Be real: do you want to tell your friends or family members you got lazy and stopped pursuing your goal? Heck no. That’s like putting yourself center stage at a talent show and just standing silently in the spotlight (maybe if you stand super still, they won’t be able to see you). Once you put your goal out there, you’ll feel driven and obligated to follow through with it.
And don’t forget: reaching your goal means you get to celebrate with loved ones.
♪ ♫ ♬ Down, down, do your dance, do your dance ♪ ♫ ♬.
Show Yourself a Little Self-Love
When you make the decision to tackle a bad habit once and for all, you’re going to experience some snags and setbacks. No journey is ever perfect. After all, shelling out an extra $20 bucks ordering takeout seems a whole lot easier than cooking after a look day of work.
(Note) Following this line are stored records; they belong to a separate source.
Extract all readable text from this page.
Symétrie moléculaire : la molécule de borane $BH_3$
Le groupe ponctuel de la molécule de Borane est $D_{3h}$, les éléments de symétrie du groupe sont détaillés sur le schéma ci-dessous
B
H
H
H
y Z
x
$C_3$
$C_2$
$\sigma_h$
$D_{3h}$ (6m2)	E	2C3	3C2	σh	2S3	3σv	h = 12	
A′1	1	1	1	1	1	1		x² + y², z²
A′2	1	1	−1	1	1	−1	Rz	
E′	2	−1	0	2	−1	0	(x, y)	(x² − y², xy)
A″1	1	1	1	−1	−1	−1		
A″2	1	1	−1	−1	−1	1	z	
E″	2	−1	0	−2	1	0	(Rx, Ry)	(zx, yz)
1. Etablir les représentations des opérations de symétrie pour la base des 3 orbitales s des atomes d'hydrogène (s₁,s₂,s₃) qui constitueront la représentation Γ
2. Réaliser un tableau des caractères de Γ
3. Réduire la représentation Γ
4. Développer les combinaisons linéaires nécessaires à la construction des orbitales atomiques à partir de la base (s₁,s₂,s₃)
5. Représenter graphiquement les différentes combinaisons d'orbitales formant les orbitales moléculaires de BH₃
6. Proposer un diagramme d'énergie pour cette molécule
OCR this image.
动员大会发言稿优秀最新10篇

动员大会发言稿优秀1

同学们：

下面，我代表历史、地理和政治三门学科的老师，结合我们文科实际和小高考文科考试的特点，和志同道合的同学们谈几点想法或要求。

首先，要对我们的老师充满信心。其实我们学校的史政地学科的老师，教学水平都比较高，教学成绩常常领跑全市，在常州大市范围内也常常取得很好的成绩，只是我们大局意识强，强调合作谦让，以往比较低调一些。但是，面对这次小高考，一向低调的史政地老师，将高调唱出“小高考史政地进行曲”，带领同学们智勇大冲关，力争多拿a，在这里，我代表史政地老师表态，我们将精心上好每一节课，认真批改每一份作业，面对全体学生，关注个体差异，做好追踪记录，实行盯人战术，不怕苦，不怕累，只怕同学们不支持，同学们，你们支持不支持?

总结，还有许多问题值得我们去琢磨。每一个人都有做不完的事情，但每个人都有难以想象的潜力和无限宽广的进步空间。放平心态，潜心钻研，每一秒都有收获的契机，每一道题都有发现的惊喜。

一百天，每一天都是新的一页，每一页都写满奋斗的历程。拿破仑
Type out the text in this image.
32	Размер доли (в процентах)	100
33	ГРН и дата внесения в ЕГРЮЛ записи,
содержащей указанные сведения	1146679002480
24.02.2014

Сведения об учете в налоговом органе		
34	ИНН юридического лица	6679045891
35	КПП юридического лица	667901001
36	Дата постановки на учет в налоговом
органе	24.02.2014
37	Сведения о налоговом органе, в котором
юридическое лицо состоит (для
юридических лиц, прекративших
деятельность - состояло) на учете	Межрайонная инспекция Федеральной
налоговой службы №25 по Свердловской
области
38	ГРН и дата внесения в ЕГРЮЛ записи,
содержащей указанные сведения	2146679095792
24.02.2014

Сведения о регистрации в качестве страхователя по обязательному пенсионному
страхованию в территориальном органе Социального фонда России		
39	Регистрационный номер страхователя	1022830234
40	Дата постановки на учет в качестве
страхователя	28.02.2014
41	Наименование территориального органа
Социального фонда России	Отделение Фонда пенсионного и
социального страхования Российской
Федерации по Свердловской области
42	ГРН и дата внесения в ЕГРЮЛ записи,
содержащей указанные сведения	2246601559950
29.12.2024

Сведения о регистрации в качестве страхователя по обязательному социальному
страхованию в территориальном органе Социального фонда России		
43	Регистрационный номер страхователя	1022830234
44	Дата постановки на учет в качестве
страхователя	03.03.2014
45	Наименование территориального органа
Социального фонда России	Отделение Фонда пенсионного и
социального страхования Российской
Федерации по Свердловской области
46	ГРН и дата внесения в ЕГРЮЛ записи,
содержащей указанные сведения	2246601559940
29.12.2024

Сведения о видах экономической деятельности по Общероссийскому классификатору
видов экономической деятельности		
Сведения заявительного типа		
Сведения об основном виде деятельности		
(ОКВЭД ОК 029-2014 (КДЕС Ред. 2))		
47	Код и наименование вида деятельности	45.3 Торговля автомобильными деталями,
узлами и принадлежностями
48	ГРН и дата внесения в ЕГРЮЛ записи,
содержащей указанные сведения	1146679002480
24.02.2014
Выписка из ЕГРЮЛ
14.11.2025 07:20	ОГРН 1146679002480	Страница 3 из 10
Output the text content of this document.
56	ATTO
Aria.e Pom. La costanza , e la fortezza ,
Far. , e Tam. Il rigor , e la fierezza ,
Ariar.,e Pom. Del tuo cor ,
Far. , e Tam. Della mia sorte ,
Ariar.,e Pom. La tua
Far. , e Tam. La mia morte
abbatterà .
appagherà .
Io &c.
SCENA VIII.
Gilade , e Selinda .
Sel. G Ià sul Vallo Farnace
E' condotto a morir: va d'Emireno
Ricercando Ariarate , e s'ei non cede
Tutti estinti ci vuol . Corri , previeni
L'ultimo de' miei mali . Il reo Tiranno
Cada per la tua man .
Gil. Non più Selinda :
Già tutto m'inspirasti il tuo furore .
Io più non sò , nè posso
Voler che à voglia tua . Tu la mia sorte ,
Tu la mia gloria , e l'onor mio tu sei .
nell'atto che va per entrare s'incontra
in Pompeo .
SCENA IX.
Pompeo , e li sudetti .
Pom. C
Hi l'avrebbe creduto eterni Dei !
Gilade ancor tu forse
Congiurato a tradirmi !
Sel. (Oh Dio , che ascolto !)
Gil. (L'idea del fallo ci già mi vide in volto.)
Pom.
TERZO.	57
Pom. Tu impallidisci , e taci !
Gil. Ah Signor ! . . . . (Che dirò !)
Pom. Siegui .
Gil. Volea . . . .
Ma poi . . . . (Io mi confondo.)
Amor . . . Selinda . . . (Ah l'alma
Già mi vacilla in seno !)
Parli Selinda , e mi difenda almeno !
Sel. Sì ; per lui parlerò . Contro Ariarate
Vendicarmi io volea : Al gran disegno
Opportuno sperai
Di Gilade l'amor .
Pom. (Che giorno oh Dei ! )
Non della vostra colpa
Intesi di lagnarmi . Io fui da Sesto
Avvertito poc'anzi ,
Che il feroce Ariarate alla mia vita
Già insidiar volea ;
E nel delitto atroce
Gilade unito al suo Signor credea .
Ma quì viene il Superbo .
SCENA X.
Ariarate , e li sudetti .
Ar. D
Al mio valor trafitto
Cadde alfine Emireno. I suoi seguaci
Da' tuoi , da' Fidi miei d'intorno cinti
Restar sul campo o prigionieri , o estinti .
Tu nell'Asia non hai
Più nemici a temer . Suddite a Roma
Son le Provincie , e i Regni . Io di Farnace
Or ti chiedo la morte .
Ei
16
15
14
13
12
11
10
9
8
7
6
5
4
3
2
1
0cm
When you hit little speedbumps and fall back into your old ways, don’t beat yourself up. Accept that it’s going to happen and remember to always show yourself kindness – even when things don’t go according to plan.
Messing up every once in a while is perfectly fine, but if you start bashing yourself for every little slip-up, your goal will start becoming intertwined with negative emotions. And if you start associating your goal with negative feelings, it’ll only impede your progress and derail your motivation.
As with learning anything new in life, mistakes are valuable. They’ll teach you important lessons about yourself, your bad habits, and how you can take more productive steps towards attaining your goals.
Buh-Bye Bad Habits
Continuing a bad habit is easy. It’s comfortable. It requires zero thought or work on your part. But, as Aristotle said, “We are what we repeatedly do. Excellence, then, is not an act but a habit.”
Yes, I decided to get all philosophical on you. But these words hold so much truth. You’re in control of your life. If you want to change, the power lies in your hands. So, drop the excuses and get moving – it’s time to break those bad habits!